Le vent mord la peau. Il pousse un cri sourd à travers les tôles froissées de l’usine abandonnée. La lumière est sale, filtrée par les nuages bas. L’odeur acide du métal rouillé et de la graisse mêlée à la terre humide me colle à la gorge. Je serre les dents, la mâchoire crispée. Mira avance devant moi, silencieuse, ses bottes étouffent dans la poussière. Elle ne regarde pas derrière. Je sens son regard sur moi, parfois, dans le reflet des flaques sombres. Je ne réponds pas.
On pose le piège ensemble, sans un mot. Un filet suspendu, tendu entre deux poutres branlantes, camouflé à la perfection. Elle passe la corde, ses doigts sont précis, sûrs. Je déploie les déclencheurs à bascule. On s’accorde sans parler. Trop fatigués pour se disputer.
Le silence est lourd, plein de choses qu’on tait.
Le claquement sec d’une lame contre une pierre.
Le souffle court de ma femme, son rire léger.
Lucas qui court dans les hautes herbes, insouciant.
Et puis le silence, la terreur, le cri étouffé.
Je me rappelle. Trop souvent. Trop fort.
On avance, le piège en tête. La Carrière est un labyrinthe de béton et de fer, un ventre froid et mort. Parfois, je crois qu’elle va s’écrouler sur nous. Mais Mira connaît ces ruines aussi bien que moi. Elle glisse sur les débris, ses poignards courts en main, prêts à trancher l’air.
Un bruit. Quelque chose claque à l’angle d’un mur. On se fige, respirations coupées. Elle pose un doigt sur ses lèvres, me fait signe de me taire. Son regard fend l’obscurité.
— Ombres. Dit-elle enfin, juste un mot, mais ça suffit.
On contourne l’embuscade, pas le choix. J’aurais voulu foncer, mais elle sait. Elle voit au-delà du silence. Elle sent. Je lui fais confiance, même si c’est fragile.

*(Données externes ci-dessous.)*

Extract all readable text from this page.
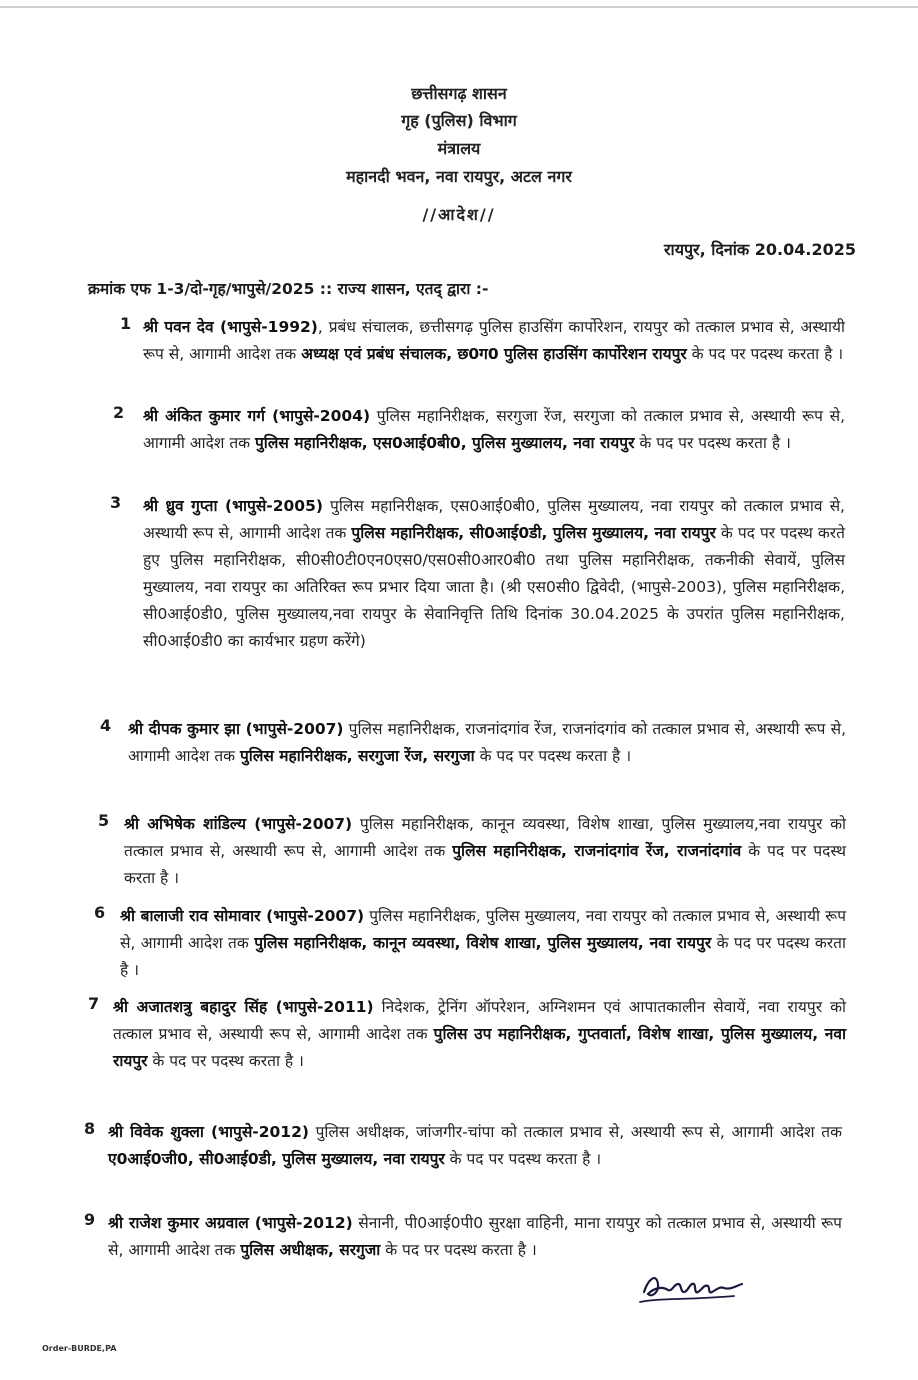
छत्तीसगढ़ शासन
गृह (पुलिस) विभाग
मंत्रालय
महानदी भवन, नवा रायपुर, अटल नगर
//आदेश//
रायपुर, दिनांक 20.04.2025
क्रमांक एफ 1-3/दो-गृह/भापुसे/2025 :: राज्य शासन, एतद् द्वारा :-
1 श्री पवन देव (भापुसे-1992), प्रबंध संचालक, छत्तीसगढ़ पुलिस हाउसिंग कार्पोरेशन, रायपुर को तत्काल प्रभाव से, अस्थायी रूप से, आगामी आदेश तक अध्यक्ष एवं प्रबंध संचालक, छ0ग0 पुलिस हाउसिंग कार्पोरेशन रायपुर के पद पर पदस्थ करता है ।
2 श्री अंकित कुमार गर्ग (भापुसे-2004) पुलिस महानिरीक्षक, सरगुजा रेंज, सरगुजा को तत्काल प्रभाव से, अस्थायी रूप से, आगामी आदेश तक पुलिस महानिरीक्षक, एस0आई0बी0, पुलिस मुख्यालय, नवा रायपुर के पद पर पदस्थ करता है ।
3 श्री ध्रुव गुप्ता (भापुसे-2005) पुलिस महानिरीक्षक, एस0आई0बी0, पुलिस मुख्यालय, नवा रायपुर को तत्काल प्रभाव से, अस्थायी रूप से, आगामी आदेश तक पुलिस महानिरीक्षक, सी0आई0डी, पुलिस मुख्यालय, नवा रायपुर के पद पर पदस्थ करते हुए पुलिस महानिरीक्षक, सी0सी0टी0एन0एस0/एस0सी0आर0बी0 तथा पुलिस महानिरीक्षक, तकनीकी सेवायें, पुलिस मुख्यालय, नवा रायपुर का अतिरिक्त रूप प्रभार दिया जाता है। (श्री एस0सी0 द्विवेदी, (भापुसे-2003), पुलिस महानिरीक्षक, सी0आई0डी0, पुलिस मुख्यालय,नवा रायपुर के सेवानिवृत्ति तिथि दिनांक 30.04.2025 के उपरांत पुलिस महानिरीक्षक, सी0आई0डी0 का कार्यभार ग्रहण करेंगे)
4 श्री दीपक कुमार झा (भापुसे-2007) पुलिस महानिरीक्षक, राजनांदगांव रेंज, राजनांदगांव को तत्काल प्रभाव से, अस्थायी रूप से, आगामी आदेश तक पुलिस महानिरीक्षक, सरगुजा रेंज, सरगुजा के पद पर पदस्थ करता है ।
5 श्री अभिषेक शांडिल्य (भापुसे-2007) पुलिस महानिरीक्षक, कानून व्यवस्था, विशेष शाखा, पुलिस मुख्यालय,नवा रायपुर को तत्काल प्रभाव से, अस्थायी रूप से, आगामी आदेश तक पुलिस महानिरीक्षक, राजनांदगांव रेंज, राजनांदगांव के पद पर पदस्थ करता है ।
6 श्री बालाजी राव सोमावार (भापुसे-2007) पुलिस महानिरीक्षक, पुलिस मुख्यालय, नवा रायपुर को तत्काल प्रभाव से, अस्थायी रूप से, आगामी आदेश तक पुलिस महानिरीक्षक, कानून व्यवस्था, विशेष शाखा, पुलिस मुख्यालय, नवा रायपुर के पद पर पदस्थ करता है ।
7 श्री अजातशत्रु बहादुर सिंह (भापुसे-2011) निदेशक, ट्रेनिंग ऑपरेशन, अग्निशमन एवं आपातकालीन सेवायें, नवा रायपुर को तत्काल प्रभाव से, अस्थायी रूप से, आगामी आदेश तक पुलिस उप महानिरीक्षक, गुप्तवार्ता, विशेष शाखा, पुलिस मुख्यालय, नवा रायपुर के पद पर पदस्थ करता है ।
8 श्री विवेक शुक्ला (भापुसे-2012) पुलिस अधीक्षक, जांजगीर-चांपा को तत्काल प्रभाव से, अस्थायी रूप से, आगामी आदेश तक ए0आई0जी0, सी0आई0डी, पुलिस मुख्यालय, नवा रायपुर के पद पर पदस्थ करता है ।
9 श्री राजेश कुमार अग्रवाल (भापुसे-2012) सेनानी, पी0आई0पी0 सुरक्षा वाहिनी, माना रायपुर को तत्काल प्रभाव से, अस्थायी रूप से, आगामी आदेश तक पुलिस अधीक्षक, सरगुजा के पद पर पदस्थ करता है ।
Order-BURDE,PA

Plus tard, sous la pluie fine qui glace les os, on se perd dans les Hauts-Froids. La forêt est dense, l’air chargé d’humidité et de feuilles mortes. On marche sans parler. Son manteau noir est trempé, collé à sa peau. Je sens le poids de ma fatigue, de mes doutes.

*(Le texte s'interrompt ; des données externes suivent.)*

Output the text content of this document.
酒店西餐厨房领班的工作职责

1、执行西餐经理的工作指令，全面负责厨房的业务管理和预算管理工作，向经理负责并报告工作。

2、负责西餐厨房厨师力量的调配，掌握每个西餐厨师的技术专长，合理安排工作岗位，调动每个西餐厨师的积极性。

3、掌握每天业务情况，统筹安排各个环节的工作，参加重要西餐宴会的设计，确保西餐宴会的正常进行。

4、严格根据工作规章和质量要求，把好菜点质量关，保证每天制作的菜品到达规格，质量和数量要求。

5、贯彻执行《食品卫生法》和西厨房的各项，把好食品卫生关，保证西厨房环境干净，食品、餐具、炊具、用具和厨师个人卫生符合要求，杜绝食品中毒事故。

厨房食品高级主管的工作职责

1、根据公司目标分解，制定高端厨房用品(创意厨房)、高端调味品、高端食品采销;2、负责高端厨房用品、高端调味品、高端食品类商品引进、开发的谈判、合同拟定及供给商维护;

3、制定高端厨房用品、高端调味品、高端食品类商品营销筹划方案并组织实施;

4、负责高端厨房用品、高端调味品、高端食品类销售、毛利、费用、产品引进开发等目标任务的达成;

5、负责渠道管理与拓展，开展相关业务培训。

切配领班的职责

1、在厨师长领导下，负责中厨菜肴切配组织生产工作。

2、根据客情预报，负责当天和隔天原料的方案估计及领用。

Elle s’arrête soudain, souffle rauque.
— Tu tiens à ce que je reste ? Sa voix est rauque, presque un murmure.
Je n’ai pas de réponse. Parce que je ne sais pas. Parce que ce lien qu’on refuse d’appeler s’accroche à mes entrailles comme une blessure ouverte. Parce que la peur de perdre, encore, est plus forte que tout.
— C’est toi qui décide, dis-je enfin. Pas moi.
Elle hoche la tête, sans me regarder.
Je me revois, seul dans la nuit, la pluie battante, le pendentif froid entre mes doigts.
“Ne les oublie pas,” murmure la voix d’Emily, fragile comme un souffle.
Le soir tombe. On s’installe près d’une vieille voie ferrée, cachés derrière un tas de débris. Je tends une main pour partager un peu d’eau. Elle hésite, puis la prend. Un geste simple, presque tendre.
Mais la tension est là, toujours.
— Pas de mots inutiles. Dit-elle en serrant les lèvres.
Je souris, amer.
Demain, on devra encore se méfier. Des rôdeurs, des hommes, de nous-mêmes.
Parce qu’ici, le silence est une arme. Et rien que le bruit peut nous tuer.